Full Version: accessing files inside a compressed tar file
You're currently viewing a stripped down version of our content. View the full version with proper formatting.
it looks like the tarfile module is intended to always handle individual files in the archive by only reading them in from the file system or (when creating a tar file) or writing them to the file system (when extracting from a tar file). is there a way to use that module to access the individual files. an example use case is a script that reads in a compressed tar file and uncompresses it, extracts all files, uncompresses any contained files that are compresses, rebuilds the tar file with the compressed files now uncompressed, and compresses that new tar file.
Skaperen Wrote:is there a way to use that module to access the individual files.
Can you explain the question further? It seems to me that Tarfile.extractfile(member) accesses an individual file and returns an open file object. Doesn't it suit your needs?

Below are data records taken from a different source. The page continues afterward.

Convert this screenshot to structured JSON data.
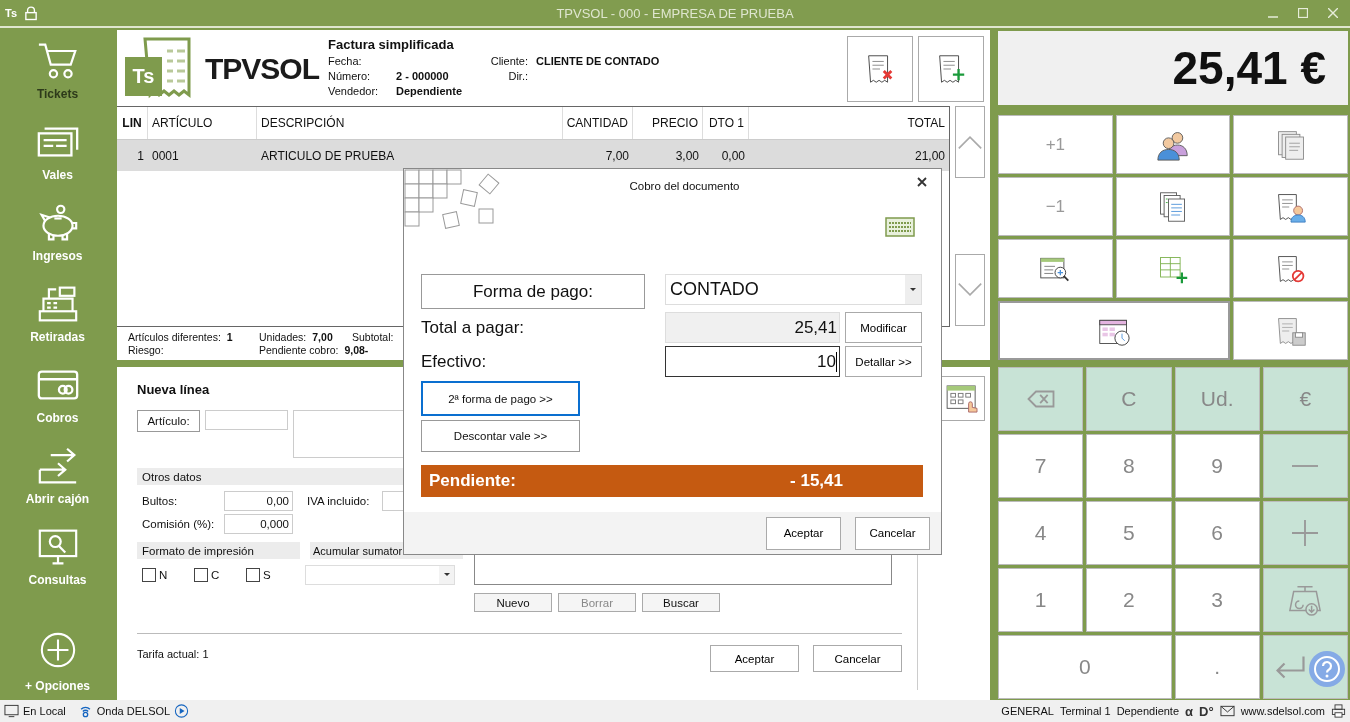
{
  "title_bar": {
    "badge": "Ts",
    "title": "TPVSOL - 000 - EMPRESA DE PRUEBA"
  },
  "sidebar": {
    "items": [
      {
        "label": "Tickets",
        "selected": true
      },
      {
        "label": "Vales",
        "selected": false
      },
      {
        "label": "Ingresos",
        "selected": false
      },
      {
        "label": "Retiradas",
        "selected": false
      },
      {
        "label": "Cobros",
        "selected": false
      },
      {
        "label": "Abrir cajón",
        "selected": false
      },
      {
        "label": "Consultas",
        "selected": false
      }
    ],
    "options_label": "+ Opciones"
  },
  "document": {
    "logo_badge": "Ts",
    "logo_name": "TPVSOL",
    "type": "Factura simplificada",
    "info": [
      {
        "label": "Fecha:"
      },
      {
        "label": "Número:",
        "value": "2 - 000000"
      },
      {
        "label": "Vendedor:",
        "value": "Dependiente"
      }
    ],
    "client": [
      {
        "label": "Cliente:",
        "value": "CLIENTE DE CONTADO"
      },
      {
        "label": "Dir.:"
      }
    ]
  },
  "table": {
    "columns": [
      "LIN",
      "ARTÍCULO",
      "DESCRIPCIÓN",
      "CANTIDAD",
      "PRECIO",
      "DTO 1",
      "TOTAL"
    ],
    "rows": [
      {
        "selected": true,
        "cells": [
          "1",
          "0001",
          "ARTICULO DE PRUEBA",
          "7,00",
          "3,00",
          "0,00",
          "21,00"
        ]
      }
    ]
  },
  "summary": [
    [
      {
        "label": "Artículos diferentes:",
        "value": "1"
      },
      {
        "label": "Riesgo:"
      }
    ],
    [
      {
        "label": "Unidades:",
        "value": "7,00"
      },
      {
        "label": "Pendiente cobro:",
        "value": "9,08-"
      }
    ],
    [
      {
        "label": "Subtotal:"
      }
    ]
  ],
  "total_display": "25,41 €",
  "function_keys": [
    "+1",
    "−1"
  ],
  "numpad": [
    {
      "kind": "icon"
    },
    {
      "kind": "operation",
      "label": "C"
    },
    {
      "kind": "operation",
      "label": "Ud."
    },
    {
      "kind": "operation",
      "label": "€"
    },
    {
      "kind": "digit",
      "label": "7"
    },
    {
      "kind": "digit",
      "label": "8"
    },
    {
      "kind": "digit",
      "label": "9"
    },
    {
      "kind": "icon"
    },
    {
      "kind": "digit",
      "label": "4"
    },
    {
      "kind": "digit",
      "label": "5"
    },
    {
      "kind": "digit",
      "label": "6"
    },
    {
      "kind": "icon"
    },
    {
      "kind": "digit",
      "label": "1"
    },
    {
      "kind": "digit",
      "label": "2"
    },
    {
      "kind": "digit",
      "label": "3"
    },
    {
      "kind": "icon"
    },
    {
      "kind": "digit",
      "label": "0",
      "wide": true
    },
    {
      "kind": "digit",
      "label": "."
    },
    {
      "kind": "icon"
    }
  ],
  "new_line": {
    "title": "Nueva línea",
    "article_label": "Artículo:",
    "other_section": "Otros datos",
    "bultos_label": "Bultos:",
    "bultos": "0,00",
    "commission_label": "Comisión (%):",
    "commission": "0,000",
    "iva_label": "IVA incluido:",
    "print_section": "Formato de impresión",
    "accumulate_section": "Acumular sumator",
    "print_formats": [
      {
        "label": "N",
        "checked": false
      },
      {
        "label": "C",
        "checked": false
      },
      {
        "label": "S",
        "checked": false
      }
    ],
    "buttons": [
      {
        "label": "Nuevo",
        "disabled": false
      },
      {
        "label": "Borrar",
        "disabled": true
      },
      {
        "label": "Buscar",
        "disabled": false
      }
    ],
    "tariff": "Tarifa actual: 1",
    "footer_buttons": [
      "Aceptar",
      "Cancelar"
    ]
  },
  "dialog": {
    "title": "Cobro del documento",
    "payment_method_label": "Forma de pago:",
    "payment_method": "CONTADO",
    "total_label": "Total a pagar:",
    "total": "25,41",
    "modify_button": "Modificar",
    "cash_label": "Efectivo:",
    "cash": "10",
    "detail_button": "Detallar >>",
    "side_buttons": [
      {
        "label": "2ª forma de pago >>",
        "focused": true
      },
      {
        "label": "Descontar vale >>",
        "focused": false
      }
    ],
    "pending_label": "Pendiente:",
    "pending": "- 15,41",
    "buttons": [
      "Aceptar",
      "Cancelar"
    ]
  },
  "status_bar": {
    "left": [
      "En Local",
      "Onda DELSOL"
    ],
    "right": [
      "GENERAL",
      "Terminal 1",
      "Dependiente"
    ],
    "marks": [
      "α",
      "D°"
    ],
    "website": "www.sdelsol.com"
  }
}
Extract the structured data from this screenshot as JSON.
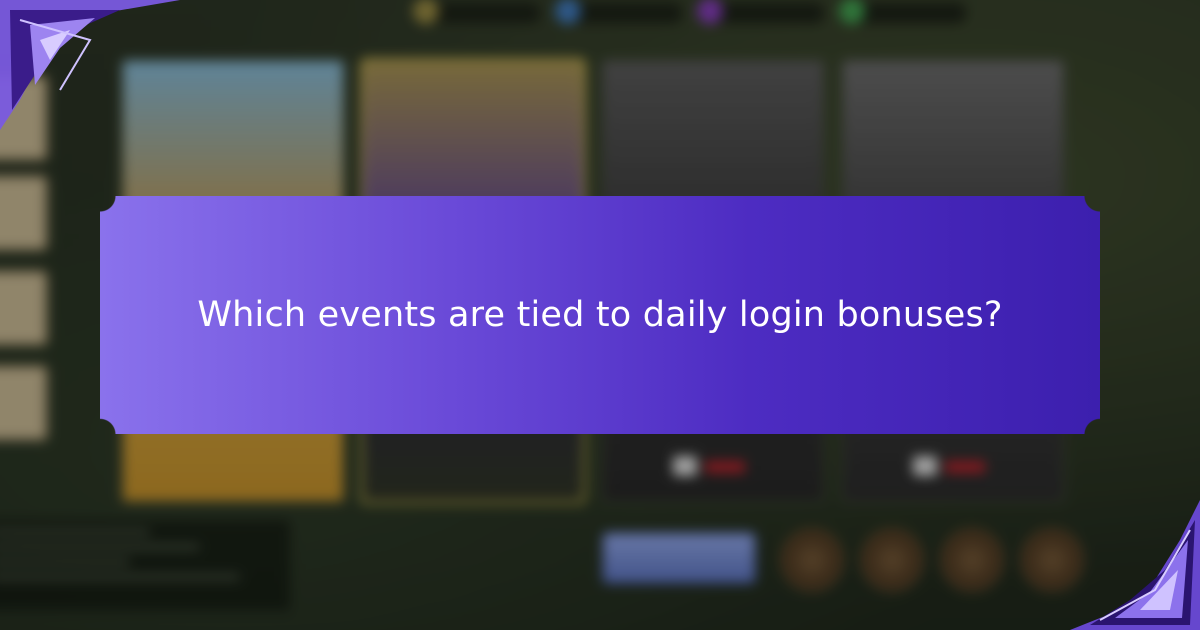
{
  "banner": {
    "question": "Which events are tied to daily login bonuses?"
  },
  "colors": {
    "banner_start": "#8a72ec",
    "banner_end": "#3c1fae",
    "banner_text": "#ffffff",
    "selected_card_border": "#c7b441"
  },
  "game_screen": {
    "cards": [
      {
        "title": "",
        "art": "hero-art",
        "selected": false,
        "locked": false,
        "footer": ""
      },
      {
        "title": "",
        "art": "dragon-art",
        "selected": true,
        "locked": false,
        "footer": ""
      },
      {
        "title": "",
        "art": "lost-realm-art",
        "selected": false,
        "locked": true,
        "footer": ""
      },
      {
        "title": "",
        "art": "forgotten-land-art",
        "selected": false,
        "locked": true,
        "footer": ""
      }
    ],
    "enter_label": "",
    "side_tabs": [
      {
        "label": ""
      },
      {
        "label": ""
      },
      {
        "label": ""
      },
      {
        "label": ""
      }
    ]
  },
  "icons": [
    "corner-crystal-icon",
    "lock-icon",
    "gem-icon",
    "chest-icon"
  ]
}
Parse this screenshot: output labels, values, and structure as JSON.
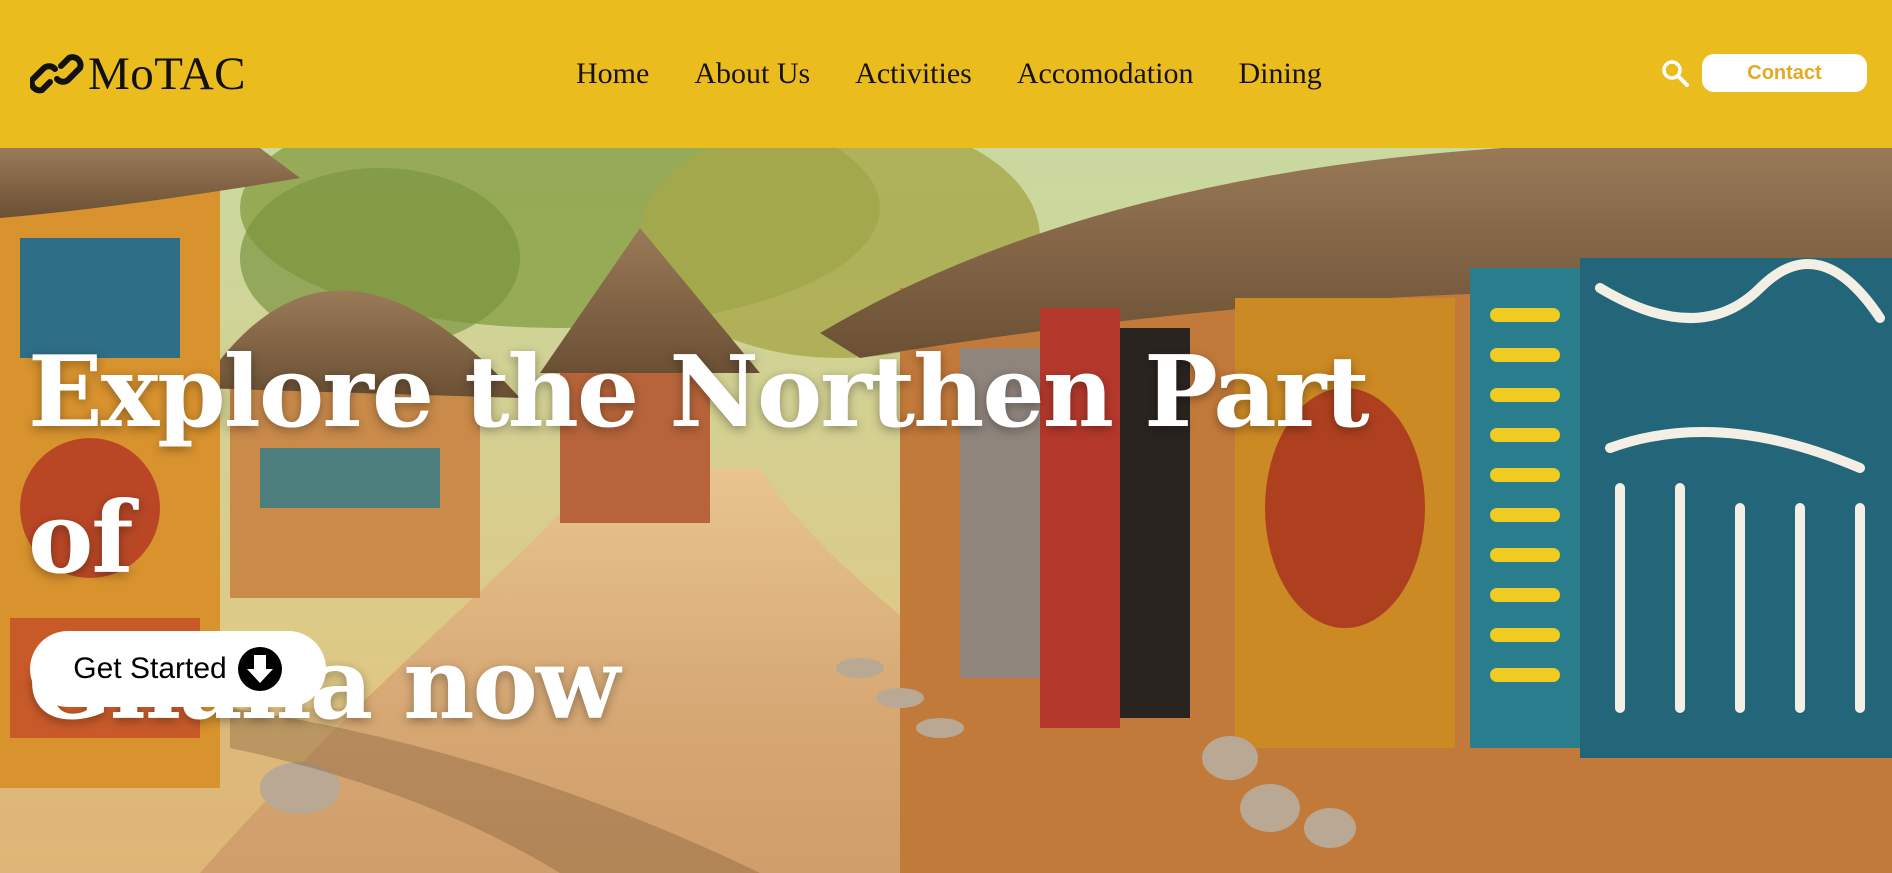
{
  "colors": {
    "header_bg": "#ebbc1e",
    "accent": "#e3a922",
    "text_dark": "#161208",
    "white": "#ffffff"
  },
  "brand": {
    "logo_text": "MoTAC",
    "logo_icon": "chain-link-icon"
  },
  "nav": {
    "items": [
      {
        "label": "Home"
      },
      {
        "label": "About Us"
      },
      {
        "label": "Activities"
      },
      {
        "label": "Accomodation"
      },
      {
        "label": "Dining"
      }
    ]
  },
  "header_actions": {
    "search_icon": "search-icon",
    "contact_label": "Contact"
  },
  "hero": {
    "title_line1": "Explore the Northen Part of",
    "title_line2": "Ghana now",
    "cta_label": "Get Started",
    "cta_icon": "arrow-down-circle-icon",
    "background": "painted-huts-village-image"
  }
}
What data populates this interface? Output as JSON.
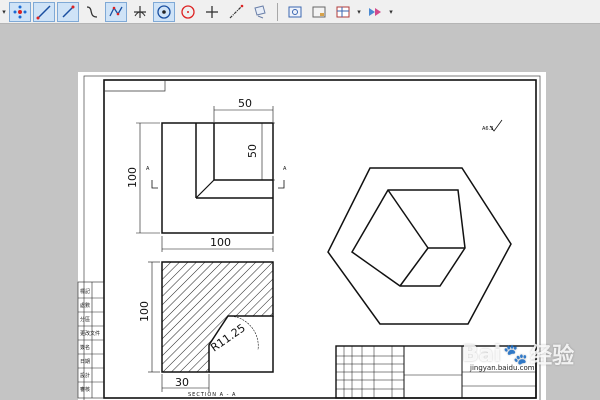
{
  "toolbar": {
    "groups": [
      [
        "drop-arrow",
        "snap-points-icon",
        "line-icon",
        "line-2-icon",
        "spline-icon",
        "polyline-icon",
        "trim-icon",
        "circle-center-icon",
        "circle-icon",
        "cross-icon",
        "centerline-icon",
        "note-icon"
      ],
      [
        "view-icon",
        "sheet-icon",
        "table-icon",
        "dropdown-arrow",
        "render-icon",
        "dropdown-arrow-2"
      ]
    ]
  },
  "drawing": {
    "dims": {
      "top_width": "50",
      "top_height": "50",
      "left_height": "100",
      "bottom_width": "100",
      "section_height": "100",
      "section_offset": "30",
      "radius": "R11.25"
    },
    "section_marker_left": "A",
    "section_marker_right": "A",
    "section_label": "SECTION A - A",
    "roughness_mark": "A6.3",
    "title_block_side_labels": [
      "標記",
      "處數",
      "分區",
      "更改文件",
      "簽名",
      "日期",
      "設計",
      "審核"
    ]
  },
  "watermark": {
    "brand": "Bai",
    "brand2": "经验",
    "sub": "jingyan.baidu.com"
  }
}
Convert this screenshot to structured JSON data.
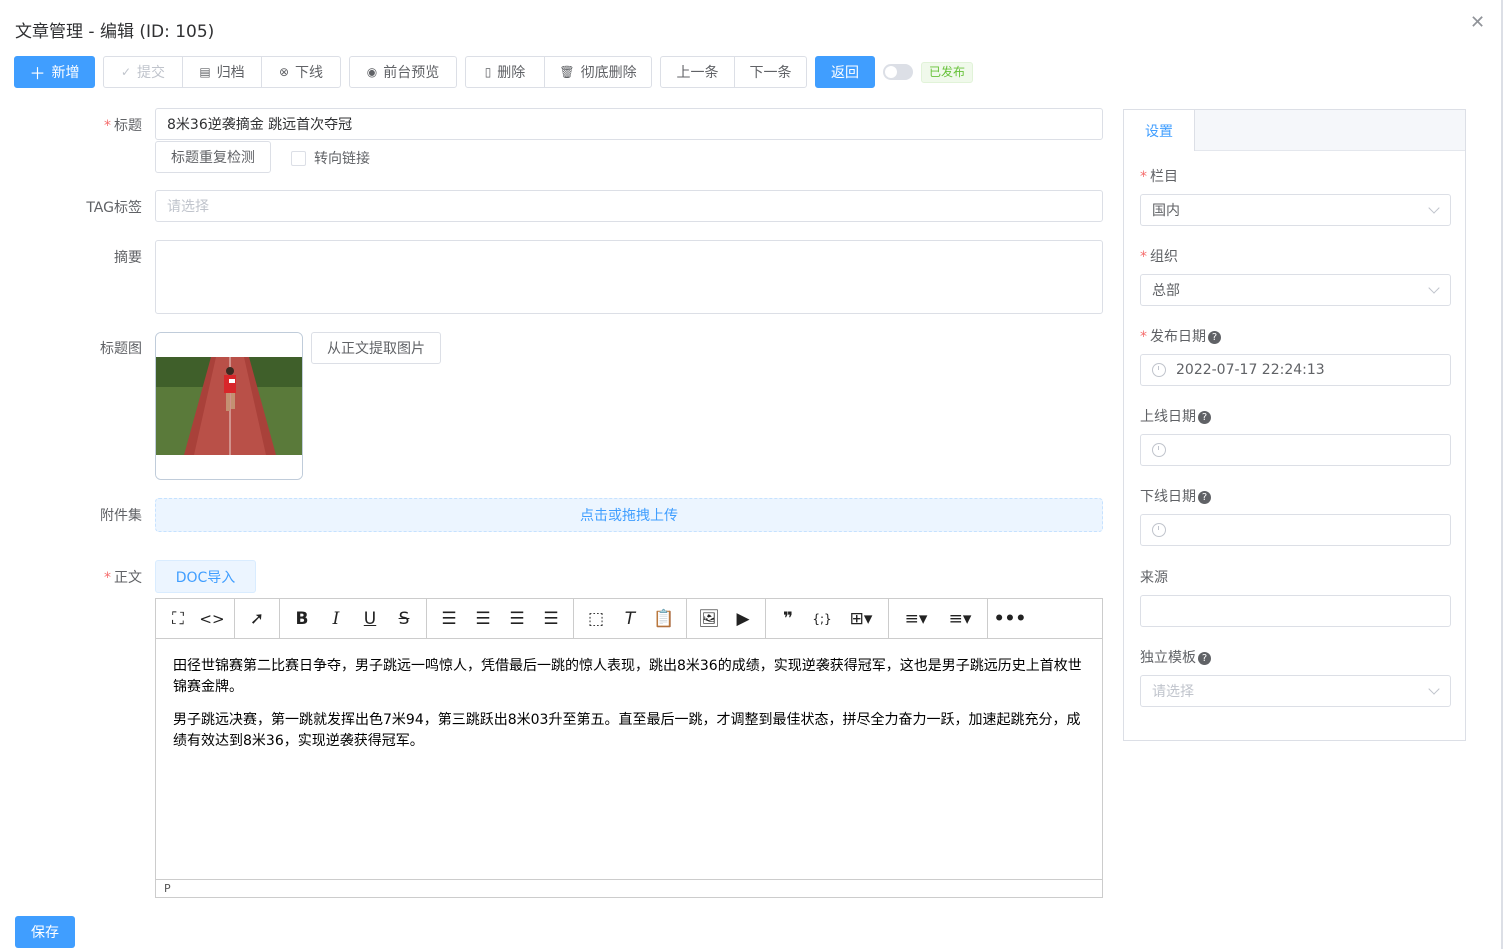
{
  "dialog": {
    "title": "文章管理 - 编辑 (ID: 105)"
  },
  "toolbar": {
    "new": "新增",
    "submit": "提交",
    "archive": "归档",
    "offline": "下线",
    "preview": "前台预览",
    "delete": "删除",
    "purge": "彻底删除",
    "prev": "上一条",
    "next": "下一条",
    "back": "返回",
    "status": "已发布"
  },
  "form": {
    "title_label": "标题",
    "title_value": "8米36逆袭摘金 跳远首次夺冠",
    "dup_check": "标题重复检测",
    "redirect_label": "转向链接",
    "tag_label": "TAG标签",
    "tag_placeholder": "请选择",
    "summary_label": "摘要",
    "thumb_label": "标题图",
    "extract_btn": "从正文提取图片",
    "attach_label": "附件集",
    "upload_text": "点击或拖拽上传",
    "body_label": "正文",
    "doc_import": "DOC导入"
  },
  "editor": {
    "paragraphs": [
      "田径世锦赛第二比赛日争夺，男子跳远一鸣惊人，凭借最后一跳的惊人表现，跳出8米36的成绩，实现逆袭获得冠军，这也是男子跳远历史上首枚世锦赛金牌。",
      "男子跳远决赛，第一跳就发挥出色7米94，第三跳跃出8米03升至第五。直至最后一跳，才调整到最佳状态，拼尽全力奋力一跃，加速起跳充分，成绩有效达到8米36，实现逆袭获得冠军。"
    ],
    "status_path": "P"
  },
  "save": "保存",
  "settings": {
    "tab": "设置",
    "column_label": "栏目",
    "column_value": "国内",
    "org_label": "组织",
    "org_value": "总部",
    "publish_label": "发布日期",
    "publish_value": "2022-07-17 22:24:13",
    "online_label": "上线日期",
    "offline_label": "下线日期",
    "source_label": "来源",
    "template_label": "独立模板",
    "template_placeholder": "请选择"
  },
  "colors": {
    "primary": "#409eff",
    "success": "#67c23a",
    "danger": "#f56c6c"
  }
}
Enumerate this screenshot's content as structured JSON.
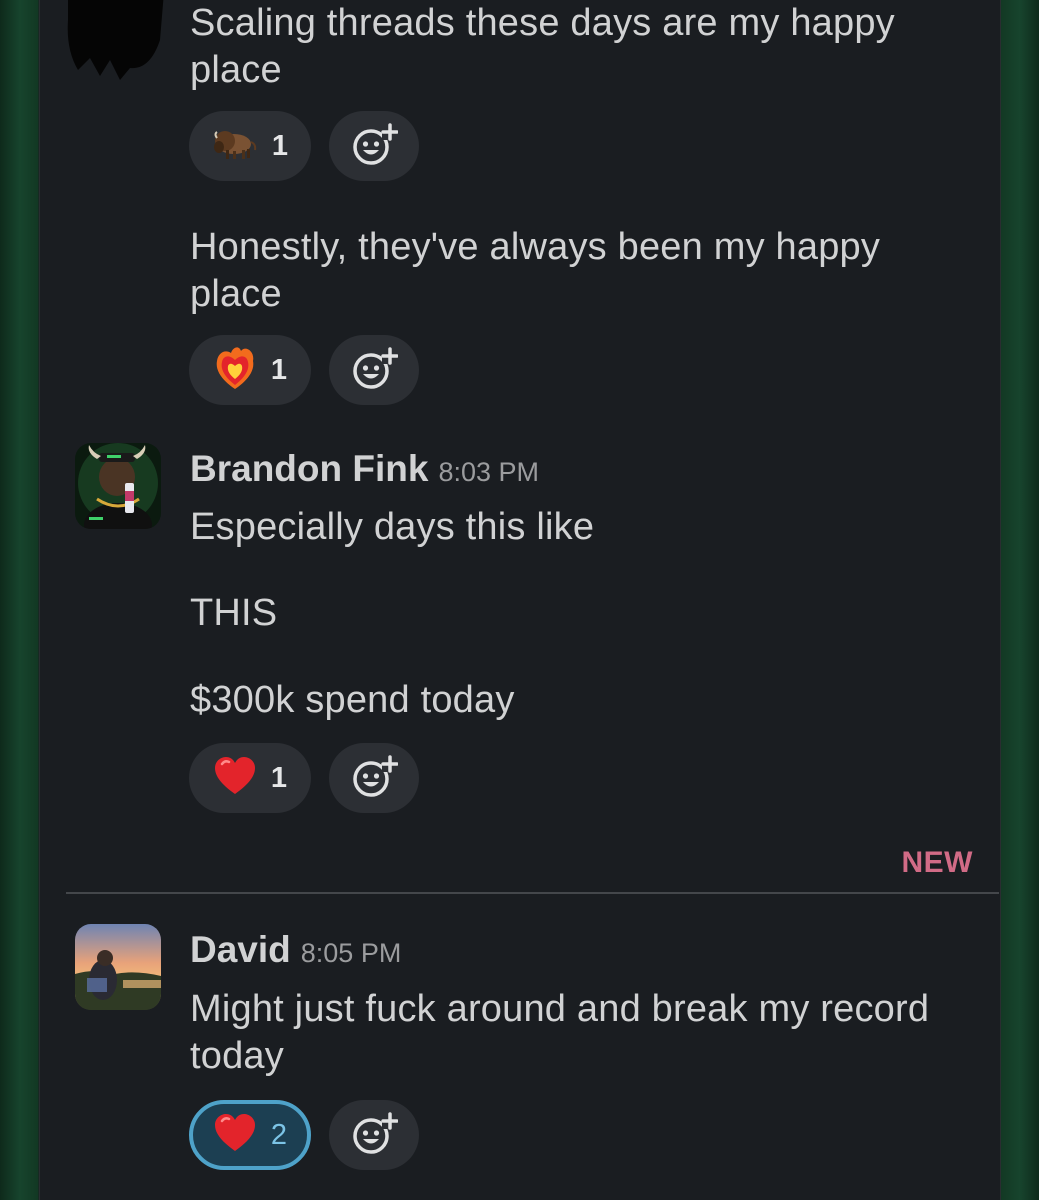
{
  "messages": [
    {
      "text": "Scaling threads these days are my happy\nplace",
      "reaction": {
        "emoji": "bison",
        "count": "1"
      }
    },
    {
      "text": "Honestly, they've always been my happy\nplace",
      "reaction": {
        "emoji": "heart-on-fire",
        "count": "1"
      }
    },
    {
      "sender": "Brandon Fink",
      "time": "8:03 PM",
      "lines": [
        "Especially days this like",
        "THIS",
        "$300k spend today"
      ],
      "reaction": {
        "emoji": "red-heart",
        "count": "1"
      }
    },
    {
      "sender": "David",
      "time": "8:05 PM",
      "text": "Might just fuck around and break my record\ntoday",
      "reaction": {
        "emoji": "red-heart",
        "count": "2",
        "active": true
      }
    }
  ],
  "divider": {
    "label": "NEW",
    "color": "#d16b86"
  },
  "colors": {
    "background": "#1a1d21",
    "text": "#d1d2d3",
    "active_reaction_border": "#4ea2c9"
  }
}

how do you get a file-like object to write a new member to an archive? also, how is the archive raw contents provided to the object and the archive raw contents obtained from the output archive object, all at the same time? do i need to use coroutines, threads, or processes, to avoid locking logic? let's say the input archive is arriving over socket (size and member count is unknown) and the output archive goes back out over the same socket as each compressed member is uncompressed (so the archive compression works better) ... all this being done with no writable file system space available.

the way i did this in C was with stateful objects (opaque pointer in first arg of method call) with methods to provide data and obtain data. obtaining data is pretty simple to do in Python ,,, how much data is ready is how much you get (an empty sequence would mean nothing was ready, yet, not EOF). providing data would be slightly more complicated. a mutable sequence can be reduced in size by how much the object can make use of in that call. the other way to do it with immutable sequences would be to return the number of items used and let the caller do the slicing or return a sliced like-sequence with the remaining data. in C, i used ring buffers which led me to develop the virtual ring buffer (VRB, a way to optimize ring buffers in virtual memory environments). i think i prefer the mutable sequence (e.g. bytearray) way because it is easier on the caller.
and i see no module supporting cpio. i have a few hundred cpio files i'd like to convert to tar format.
Skaperen Wrote:all this being done with no writable file system space available.
This is really an uncommon use case. Most people have some space available to work with archives. I'm afraid the tarfile module needs some space to decompress the archives. You could perhaps create a memory disk to do this in RAM if the archive is small enough or purchase an external hard drive.
Skaperen Wrote:i have a few hundred cpio files i'd like to convert to tar format.
Why not use directly linux tools for this? They'll be more efficient than python libraries. From what I read here and there, the tar command can extract cpio files. If you really want to use a python library, type cpio in pypi's search engine...
i guess i will have to use linux tools. i'm still thinking of the C way where re-implementing something doesn't make it slower. one of the goals i have is to re-implement as much as possible in an architecture-portable way that does not require re-compiling. if the tar command can't be re-implement using the tar library, and it's really just a front-end to the tar command, it's not what i want to do. i can use the tar command myself (in the code) probably more efficiently.

one of my big projects is building a cloud run-time that is ready to go in new architectures. almost all architectures are running in some IaaS or SaaS cloud service, somewhere. i saw 7 different ones in an early service about 15 years ago.